Closing the door behind him, Arkades limped to the chest. Kneeling with a wince, he began rifling through it—two silver laurels won at Talia and Blackbridge. The hilt of a broken sword. A moldy deck of cards and some dice. Spare loincloth. A fishbone comb. A handful of copper beggars.
Arkades stood, scowling about the room. His face was darkening, eyes glinting with anger. He limped to the bed, searched inside the pillow and threw it to the floor, tore off the sheets, pawed at the straw mattress. With a frustrated curse, he flipped the mattress over and hurled it against the wall. And there, on the bedframe, he saw it.
A silken underslip.
The executus stooped, lifted the slip to his nose and inhaled. The faint scent of jasmine perfume. The same scent he’d inhaled when he’d visited here before the venatus, warning the Unfallen that his soap was making him smell like a woman.

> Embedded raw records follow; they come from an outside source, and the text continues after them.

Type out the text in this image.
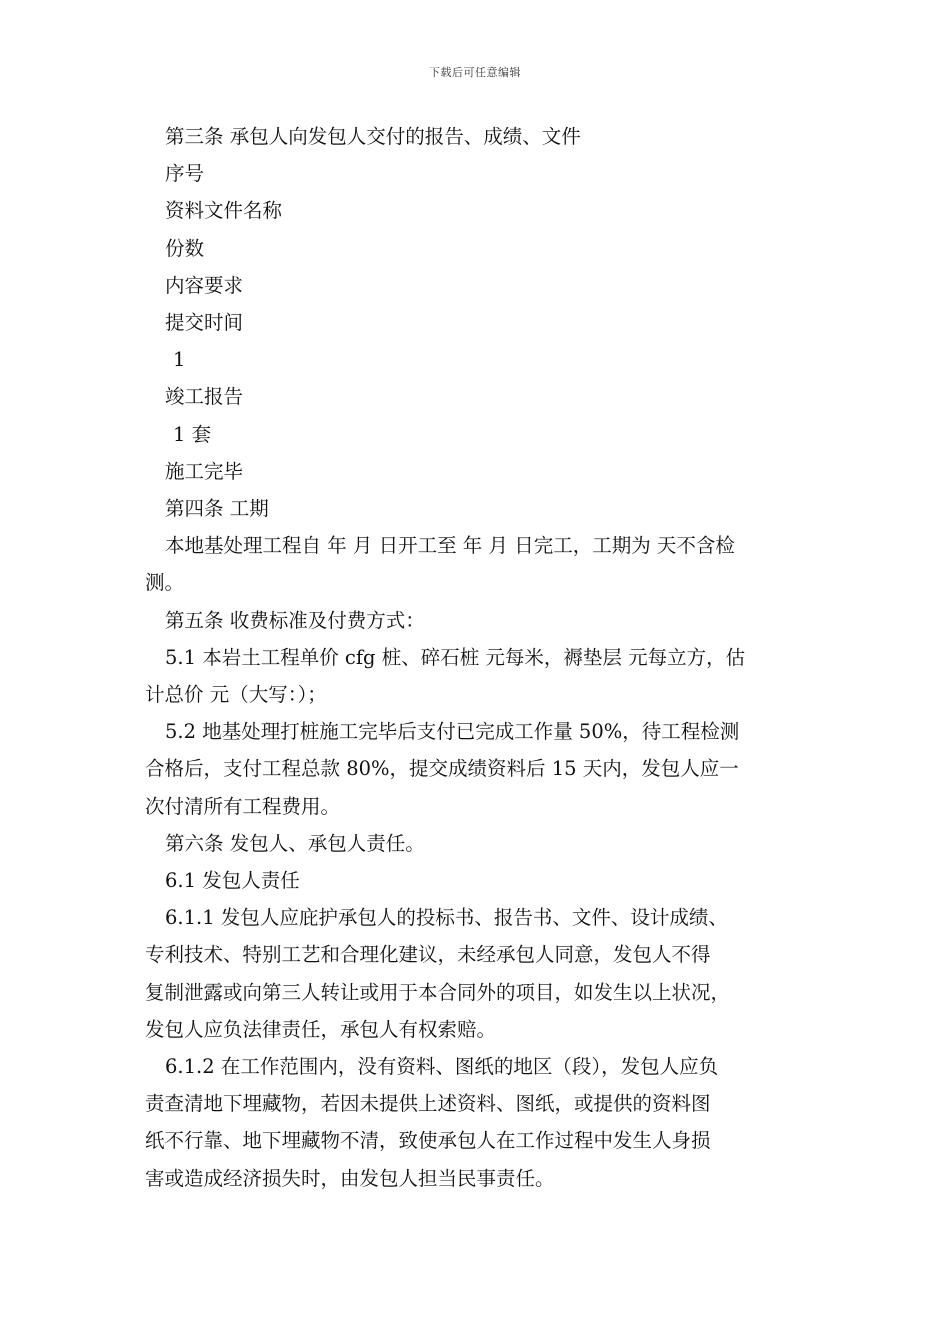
下载后可任意编辑
第三条 承包人向发包人交付的报告、成绩、文件
序号
资料文件名称
份数
内容要求
提交时间
1
竣工报告
1 套
施工完毕
第四条 工期
本地基处理工程自 年 月 日开工至 年 月 日完工，工期为 天不含检
测。
第五条 收费标准及付费方式：
5.1 本岩土工程单价 cfg 桩、碎石桩 元每米，褥垫层 元每立方，估
计总价 元（大写：）；
5.2 地基处理打桩施工完毕后支付已完成工作量 50%，待工程检测
合格后，支付工程总款 80%，提交成绩资料后 15 天内，发包人应一
次付清所有工程费用。
第六条 发包人、承包人责任。
6.1 发包人责任
6.1.1 发包人应庇护承包人的投标书、报告书、文件、设计成绩、
专利技术、特别工艺和合理化建议，未经承包人同意，发包人不得
复制泄露或向第三人转让或用于本合同外的项目，如发生以上状况，
发包人应负法律责任，承包人有权索赔。
6.1.2 在工作范围内，没有资料、图纸的地区（段），发包人应负
责查清地下埋藏物，若因未提供上述资料、图纸，或提供的资料图
纸不行靠、地下埋藏物不清，致使承包人在工作过程中发生人身损
害或造成经济损失时，由发包人担当民事责任。
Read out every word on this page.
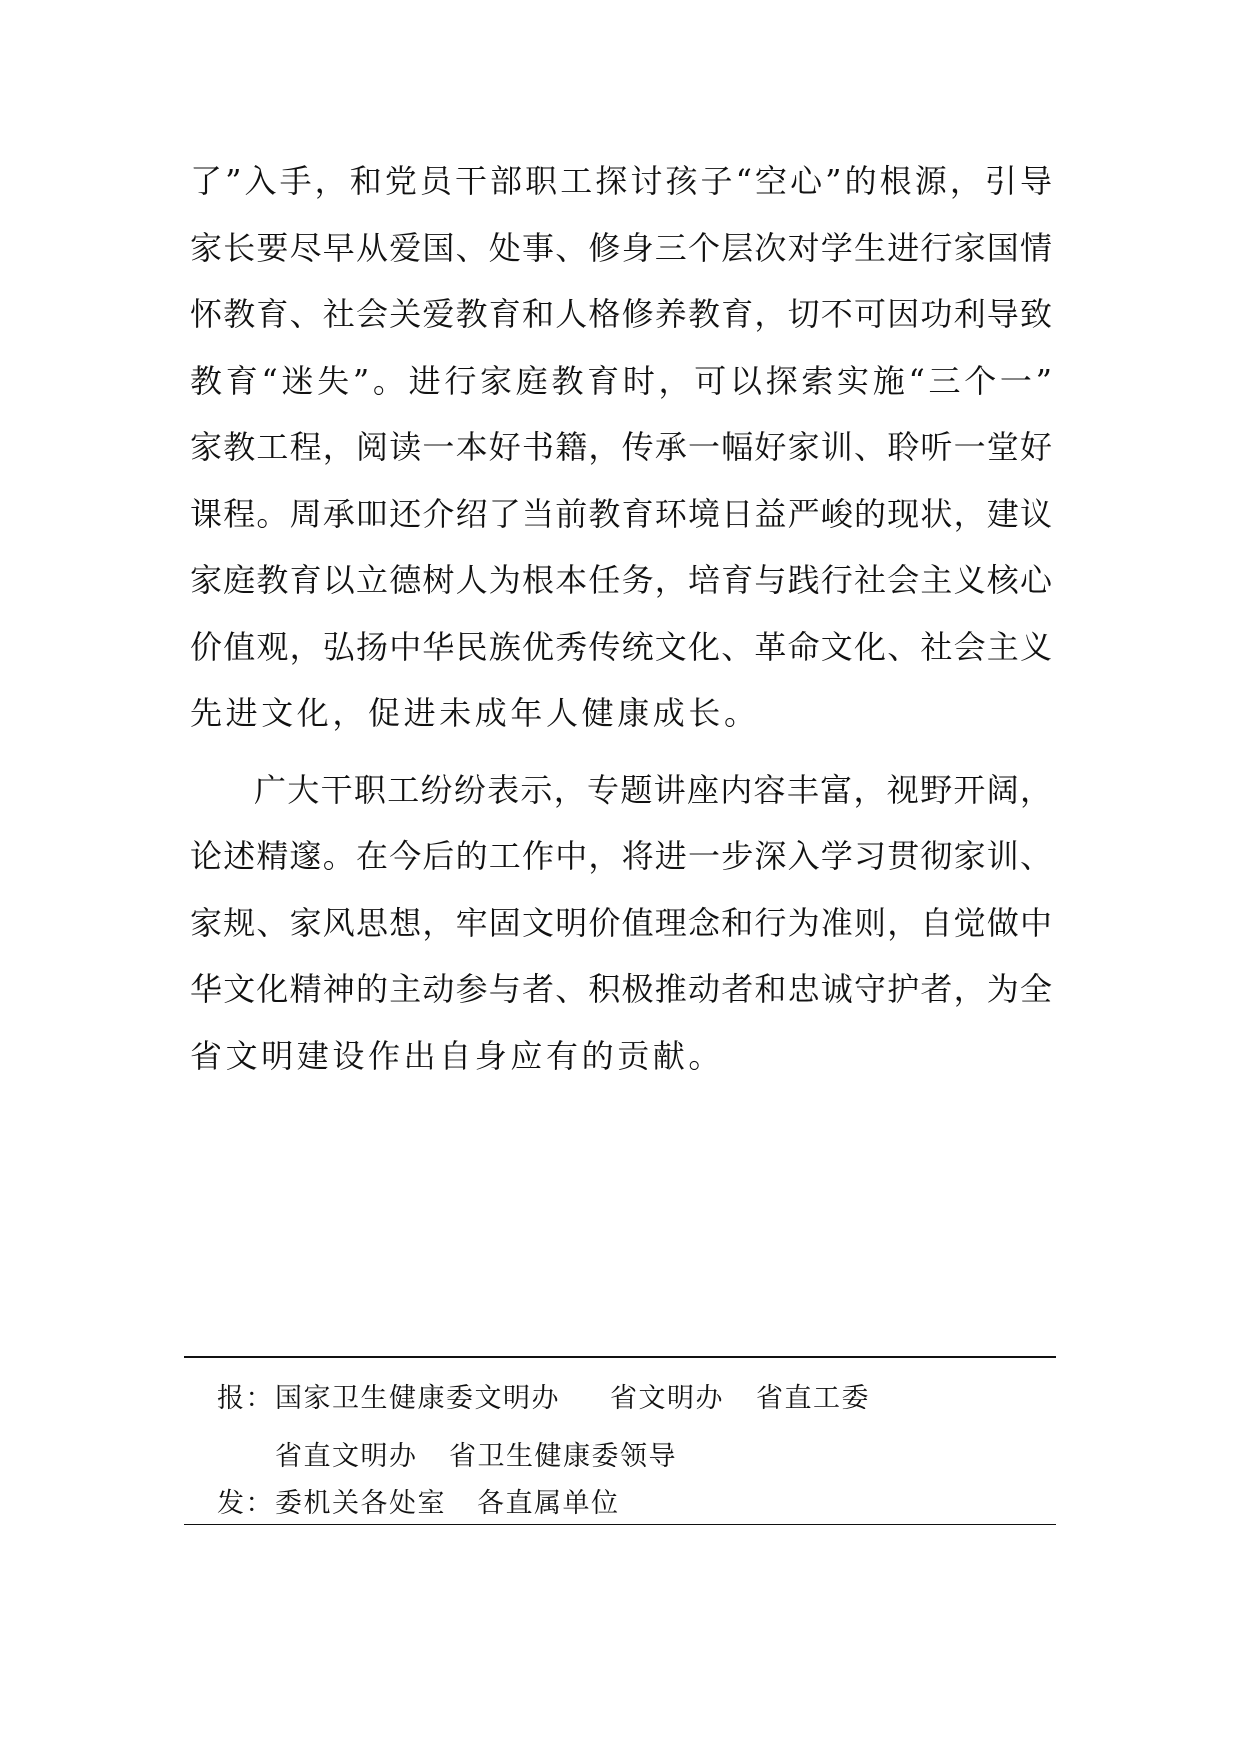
了”入手，和党员干部职工探讨孩子“空心”的根源，引导
家长要尽早从爱国、处事、修身三个层次对学生进行家国情
怀教育、社会关爱教育和人格修养教育，切不可因功利导致
教育“迷失”。进行家庭教育时，可以探索实施“三个一”
家教工程，阅读一本好书籍，传承一幅好家训、聆听一堂好
课程。周承吅还介绍了当前教育环境日益严峻的现状，建议
家庭教育以立德树人为根本任务，培育与践行社会主义核心
价值观，弘扬中华民族优秀传统文化、革命文化、社会主义
先进文化，促进未成年人健康成长。
广大干职工纷纷表示，专题讲座内容丰富，视野开阔，
论述精邃。在今后的工作中，将进一步深入学习贯彻家训、
家规、家风思想，牢固文明价值理念和行为准则，自觉做中
华文化精神的主动参与者、积极推动者和忠诚守护者，为全
省文明建设作出自身应有的贡献。
报： 国家卫生健康委文明办 省文明办 省直工委
省直文明办 省卫生健康委领导
发： 委机关各处室 各直属单位
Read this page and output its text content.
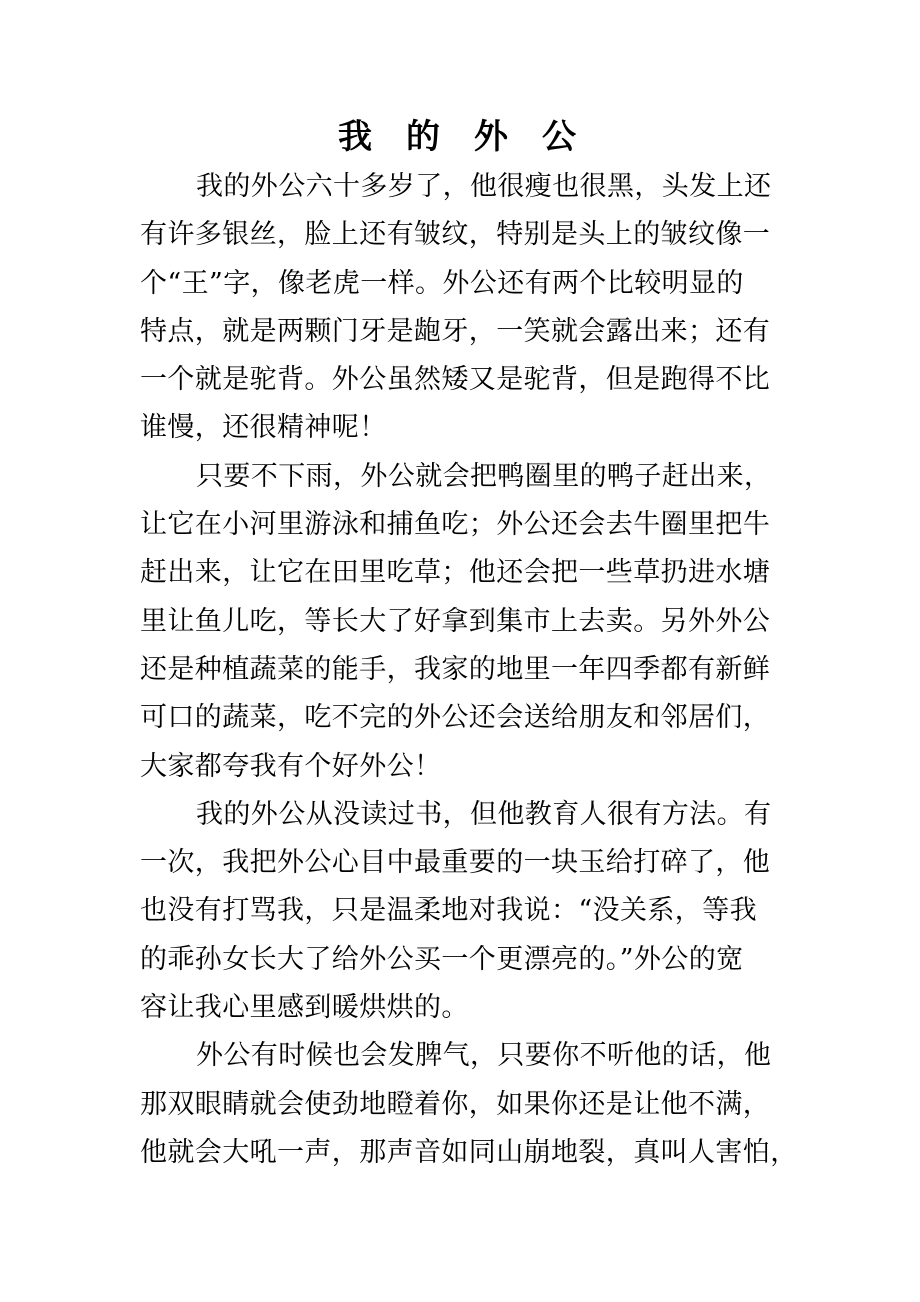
我的外公

我的外公六十多岁了，他很瘦也很黑，头发上还
有许多银丝，脸上还有皱纹，特别是头上的皱纹像一
个“王”字，像老虎一样。外公还有两个比较明显的
特点，就是两颗门牙是龅牙，一笑就会露出来；还有
一个就是驼背。外公虽然矮又是驼背，但是跑得不比
谁慢，还很精神呢！

只要不下雨，外公就会把鸭圈里的鸭子赶出来，
让它在小河里游泳和捕鱼吃；外公还会去牛圈里把牛
赶出来，让它在田里吃草；他还会把一些草扔进水塘
里让鱼儿吃，等长大了好拿到集市上去卖。另外外公
还是种植蔬菜的能手，我家的地里一年四季都有新鲜
可口的蔬菜，吃不完的外公还会送给朋友和邻居们，
大家都夸我有个好外公！

我的外公从没读过书，但他教育人很有方法。有
一次，我把外公心目中最重要的一块玉给打碎了，他
也没有打骂我，只是温柔地对我说：“没关系，等我
的乖孙女长大了给外公买一个更漂亮的。”外公的宽
容让我心里感到暖烘烘的。

外公有时候也会发脾气，只要你不听他的话，他
那双眼睛就会使劲地瞪着你，如果你还是让他不满，
他就会大吼一声，那声音如同山崩地裂，真叫人害怕，
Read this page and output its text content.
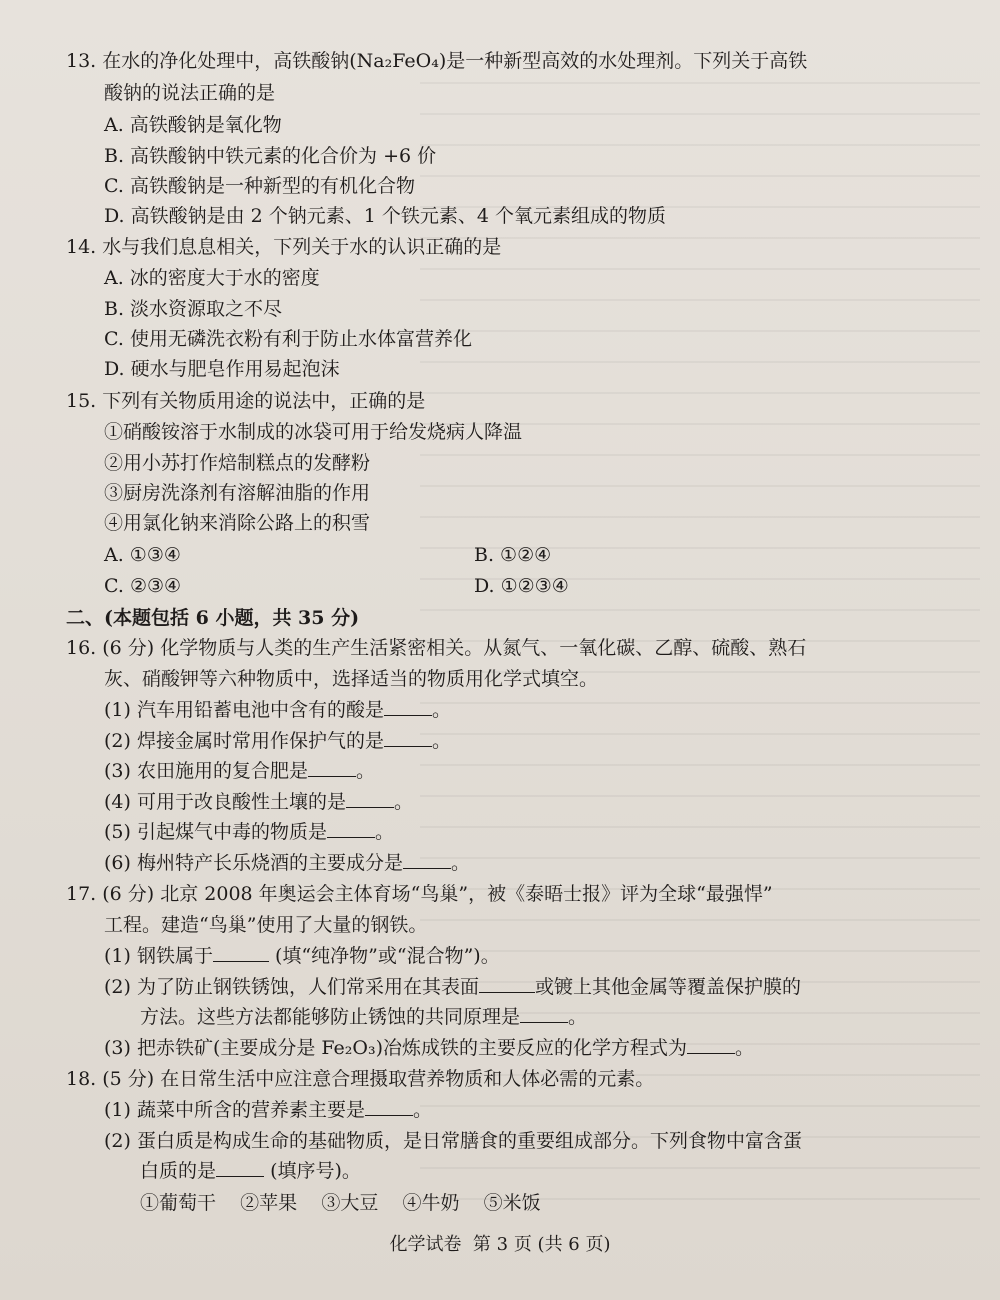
13. 在水的净化处理中，高铁酸钠(Na₂FeO₄)是一种新型高效的水处理剂。下列关于高铁
酸钠的说法正确的是
A. 高铁酸钠是氧化物
B. 高铁酸钠中铁元素的化合价为 +6 价
C. 高铁酸钠是一种新型的有机化合物
D. 高铁酸钠是由 2 个钠元素、1 个铁元素、4 个氧元素组成的物质
14. 水与我们息息相关，下列关于水的认识正确的是
A. 冰的密度大于水的密度
B. 淡水资源取之不尽
C. 使用无磷洗衣粉有利于防止水体富营养化
D. 硬水与肥皂作用易起泡沫
15. 下列有关物质用途的说法中，正确的是
①硝酸铵溶于水制成的冰袋可用于给发烧病人降温
②用小苏打作焙制糕点的发酵粉
③厨房洗涤剂有溶解油脂的作用
④用氯化钠来消除公路上的积雪
A. ①③④	B. ①②④
C. ②③④	D. ①②③④
二、(本题包括 6 小题，共 35 分)
16. (6 分) 化学物质与人类的生产生活紧密相关。从氮气、一氧化碳、乙醇、硫酸、熟石
灰、硝酸钾等六种物质中，选择适当的物质用化学式填空。
(1) 汽车用铅蓄电池中含有的酸是	。
(2) 焊接金属时常用作保护气的是	。
(3) 农田施用的复合肥是	。
(4) 可用于改良酸性土壤的是	。
(5) 引起煤气中毒的物质是	。
(6) 梅州特产长乐烧酒的主要成分是	。
17. (6 分) 北京 2008 年奥运会主体育场“鸟巢”，被《泰晤士报》评为全球“最强悍”
工程。建造“鸟巢”使用了大量的钢铁。
(1) 钢铁属于	(填“纯净物”或“混合物”)。
(2) 为了防止钢铁锈蚀，人们常采用在其表面	或镀上其他金属等覆盖保护膜的
方法。这些方法都能够防止锈蚀的共同原理是	。
(3) 把赤铁矿(主要成分是 Fe₂O₃)冶炼成铁的主要反应的化学方程式为	。
18. (5 分) 在日常生活中应注意合理摄取营养物质和人体必需的元素。
(1) 蔬菜中所含的营养素主要是	。
(2) 蛋白质是构成生命的基础物质，是日常膳食的重要组成部分。下列食物中富含蛋
白质的是	(填序号)。
①葡萄干    ②苹果    ③大豆    ④牛奶    ⑤米饭
化学试卷  第 3 页 (共 6 页)
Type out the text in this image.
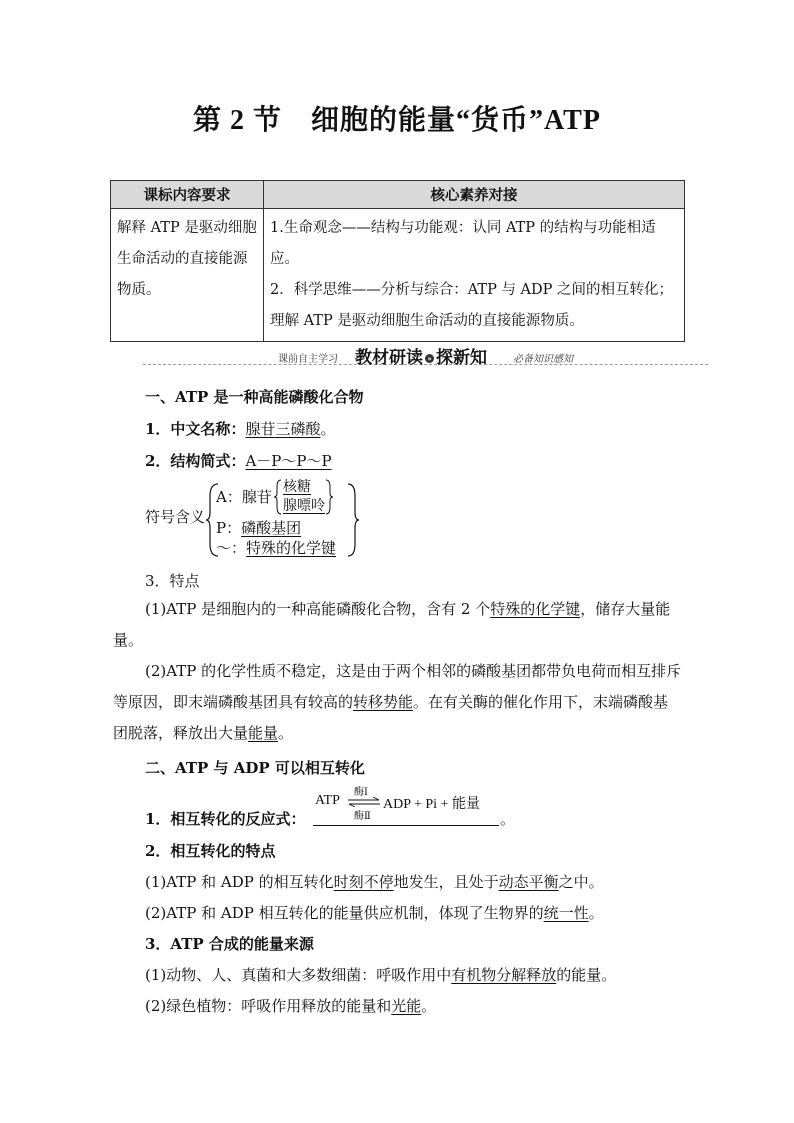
第 2 节　细胞的能量“货币”ATP
课标内容要求	核心素养对接
解释 ATP 是驱动细胞生命活动的直接能源物质。	1.生命观念——结构与功能观：认同 ATP 的结构与功能相适应。
2．科学思维——分析与综合：ATP 与 ADP 之间的相互转化；理解 ATP 是驱动细胞生命活动的直接能源物质。
课前自主学习 教材研读 » 探新知	必备知识感知
一、ATP 是一种高能磷酸化合物
1．中文名称：腺苷三磷酸。
2．结构简式：A－P～P～P
符号含义
A：腺苷
核糖
腺嘌呤
P：磷酸基团
～：特殊的化学键
3．特点
(1)ATP 是细胞内的一种高能磷酸化合物，含有 2 个特殊的化学键，储存大量能量。
(2)ATP 的化学性质不稳定，这是由于两个相邻的磷酸基团都带负电荷而相互排斥等原因，即末端磷酸基团具有较高的转移势能。在有关酶的催化作用下，末端磷酸基团脱落，释放出大量能量。
二、ATP 与 ADP 可以相互转化
1．相互转化的反应式：
ATP
酶Ⅰ
酶Ⅱ
ADP + Pi + 能量
。
2．相互转化的特点
(1)ATP 和 ADP 的相互转化时刻不停地发生，且处于动态平衡之中。
(2)ATP 和 ADP 相互转化的能量供应机制，体现了生物界的统一性。
3．ATP 合成的能量来源
(1)动物、人、真菌和大多数细菌：呼吸作用中有机物分解释放的能量。
(2)绿色植物：呼吸作用释放的能量和光能。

“You fucking bastard . . .”
Arkades clenched the slip in one white-knuckled fist.
“You ungrateful . . .”
Arkades returned the room to its former state, remaking the bed, smoothing the sheets. His face was pale, jaw clenched. With the bedchamber as it was, he turned and stormed from the room, clink thump, clink thump. Limping down the corridor, stormclouds over his brow, he arrived at his bedchamber and slammed the door.
Enraged as he was, the Executus failed to notice Magistrae standing by the storeroom, her arms laden with the remedies she’d fetched from town.
But the old woman certainly noticed the silk slip clutched in his hand.
“ . . . interesting . . . ,” the shadows whispered.